Gretchen has one of her old students and his wife visiting and they are also good company. The husband loves to cook so we are being regaled with all sorts of homemade goodies. He told me about a "no knead dough" for bread which I will try when I get home in an attempt to resurrect my moribund dream of baking bread. He is a behavioral therapist for severely disturbed children.
Yesterday we made our annual pilgrimage to the Royal British Columbia Museum in Victoria. It's August so everything is much more crowded than usual. The main exhibit is on the Titanic.
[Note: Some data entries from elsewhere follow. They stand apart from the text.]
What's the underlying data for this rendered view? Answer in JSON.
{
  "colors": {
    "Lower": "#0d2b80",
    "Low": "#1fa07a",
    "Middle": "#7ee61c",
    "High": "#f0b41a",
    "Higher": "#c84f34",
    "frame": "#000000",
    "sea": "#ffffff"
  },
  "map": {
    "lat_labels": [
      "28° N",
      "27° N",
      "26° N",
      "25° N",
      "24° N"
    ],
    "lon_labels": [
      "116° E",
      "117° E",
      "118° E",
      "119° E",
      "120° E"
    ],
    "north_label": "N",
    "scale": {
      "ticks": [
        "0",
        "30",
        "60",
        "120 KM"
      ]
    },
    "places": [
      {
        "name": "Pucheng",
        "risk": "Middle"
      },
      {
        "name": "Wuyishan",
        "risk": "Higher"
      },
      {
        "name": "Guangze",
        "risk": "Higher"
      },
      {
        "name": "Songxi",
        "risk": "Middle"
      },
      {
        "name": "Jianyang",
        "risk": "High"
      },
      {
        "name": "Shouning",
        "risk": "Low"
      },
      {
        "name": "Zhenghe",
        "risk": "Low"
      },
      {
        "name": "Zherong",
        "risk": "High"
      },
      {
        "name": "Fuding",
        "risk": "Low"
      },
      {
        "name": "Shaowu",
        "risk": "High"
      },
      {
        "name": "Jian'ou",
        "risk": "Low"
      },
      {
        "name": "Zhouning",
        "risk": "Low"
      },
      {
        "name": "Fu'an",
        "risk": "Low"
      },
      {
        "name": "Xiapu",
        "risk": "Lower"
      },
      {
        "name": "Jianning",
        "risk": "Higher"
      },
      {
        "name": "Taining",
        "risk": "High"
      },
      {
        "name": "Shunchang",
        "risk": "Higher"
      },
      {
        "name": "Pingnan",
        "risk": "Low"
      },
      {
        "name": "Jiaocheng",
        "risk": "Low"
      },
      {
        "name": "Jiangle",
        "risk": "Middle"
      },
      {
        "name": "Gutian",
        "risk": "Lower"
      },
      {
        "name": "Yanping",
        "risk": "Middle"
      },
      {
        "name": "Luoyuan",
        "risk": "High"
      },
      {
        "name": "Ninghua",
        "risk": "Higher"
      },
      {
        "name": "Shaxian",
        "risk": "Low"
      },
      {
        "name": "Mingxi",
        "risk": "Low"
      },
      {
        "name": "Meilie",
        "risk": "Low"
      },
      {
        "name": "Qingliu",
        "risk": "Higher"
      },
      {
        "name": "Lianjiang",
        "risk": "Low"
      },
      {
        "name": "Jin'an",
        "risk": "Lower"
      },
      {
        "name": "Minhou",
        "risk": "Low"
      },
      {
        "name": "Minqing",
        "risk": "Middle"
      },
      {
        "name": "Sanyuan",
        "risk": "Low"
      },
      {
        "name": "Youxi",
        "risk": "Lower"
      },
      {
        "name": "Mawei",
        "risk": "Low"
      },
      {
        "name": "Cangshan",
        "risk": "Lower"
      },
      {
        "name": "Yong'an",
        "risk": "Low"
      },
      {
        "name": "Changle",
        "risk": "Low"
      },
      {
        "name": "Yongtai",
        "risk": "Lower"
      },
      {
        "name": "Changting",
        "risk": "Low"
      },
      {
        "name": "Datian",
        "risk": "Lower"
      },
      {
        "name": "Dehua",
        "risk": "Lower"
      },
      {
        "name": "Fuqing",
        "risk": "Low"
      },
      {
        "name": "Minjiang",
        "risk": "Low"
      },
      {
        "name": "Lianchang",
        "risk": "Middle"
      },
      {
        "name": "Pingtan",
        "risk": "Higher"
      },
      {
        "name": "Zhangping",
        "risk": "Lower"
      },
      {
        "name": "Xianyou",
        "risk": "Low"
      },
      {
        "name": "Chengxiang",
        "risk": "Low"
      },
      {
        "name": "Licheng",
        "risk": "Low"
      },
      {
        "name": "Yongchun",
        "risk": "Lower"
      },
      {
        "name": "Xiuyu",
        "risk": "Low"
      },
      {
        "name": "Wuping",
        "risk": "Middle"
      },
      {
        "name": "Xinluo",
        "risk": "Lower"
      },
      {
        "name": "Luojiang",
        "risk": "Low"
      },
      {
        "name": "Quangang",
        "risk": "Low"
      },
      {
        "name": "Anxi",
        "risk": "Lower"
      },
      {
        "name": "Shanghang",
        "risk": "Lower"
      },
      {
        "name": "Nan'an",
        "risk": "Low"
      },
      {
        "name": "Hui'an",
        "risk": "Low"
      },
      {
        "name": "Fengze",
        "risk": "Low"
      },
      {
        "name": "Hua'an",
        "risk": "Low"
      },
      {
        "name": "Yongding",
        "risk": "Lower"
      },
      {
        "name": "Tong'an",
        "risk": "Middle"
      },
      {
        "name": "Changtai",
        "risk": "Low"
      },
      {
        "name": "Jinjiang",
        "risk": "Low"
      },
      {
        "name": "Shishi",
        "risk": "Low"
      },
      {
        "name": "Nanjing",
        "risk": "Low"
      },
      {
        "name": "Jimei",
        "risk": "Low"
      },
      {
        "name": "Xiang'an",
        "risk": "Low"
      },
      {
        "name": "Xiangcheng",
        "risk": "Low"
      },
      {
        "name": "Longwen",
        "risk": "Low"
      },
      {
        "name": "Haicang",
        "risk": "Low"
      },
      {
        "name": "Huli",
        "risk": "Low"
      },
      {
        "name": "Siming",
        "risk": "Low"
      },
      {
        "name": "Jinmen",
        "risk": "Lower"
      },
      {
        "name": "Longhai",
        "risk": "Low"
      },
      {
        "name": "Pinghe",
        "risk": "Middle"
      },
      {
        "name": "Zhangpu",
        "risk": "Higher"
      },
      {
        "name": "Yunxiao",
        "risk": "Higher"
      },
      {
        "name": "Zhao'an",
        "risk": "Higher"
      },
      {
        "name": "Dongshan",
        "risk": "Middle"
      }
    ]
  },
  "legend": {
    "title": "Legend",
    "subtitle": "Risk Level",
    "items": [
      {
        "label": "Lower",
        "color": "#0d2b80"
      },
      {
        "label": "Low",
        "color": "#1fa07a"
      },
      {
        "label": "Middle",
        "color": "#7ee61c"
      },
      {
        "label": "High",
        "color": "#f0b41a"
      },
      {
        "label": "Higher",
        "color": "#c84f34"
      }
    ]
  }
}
What hubris to proclaim that it was "unsinkable". Many people died because they refused to go into lifeboats - they believed that it was indeed insinkable. Most moving were the testimony of people about the musicians who did indeed play until the sink went down, never running off for their own safety. It was amazing how many fragile things could survive for 73 years in a frozen ocean at the depth of 60,000 feet.
We also enjoyed the exhibit on northwest Pacific "First Nations" (what we call Native Americans in the US, or did.) They were mostly settled rather than nomadic. Some of their masks reminded me of Japanese Noh masks.
Later we strolled on crowded Government Street visiting Rebecca's Hats and Munroe's Books. I picked up 2 of my favorite Robertson Davies books which youc an't get as individual volumes in the states: "The Rebel Angels" and "The Lyre of Orpheus".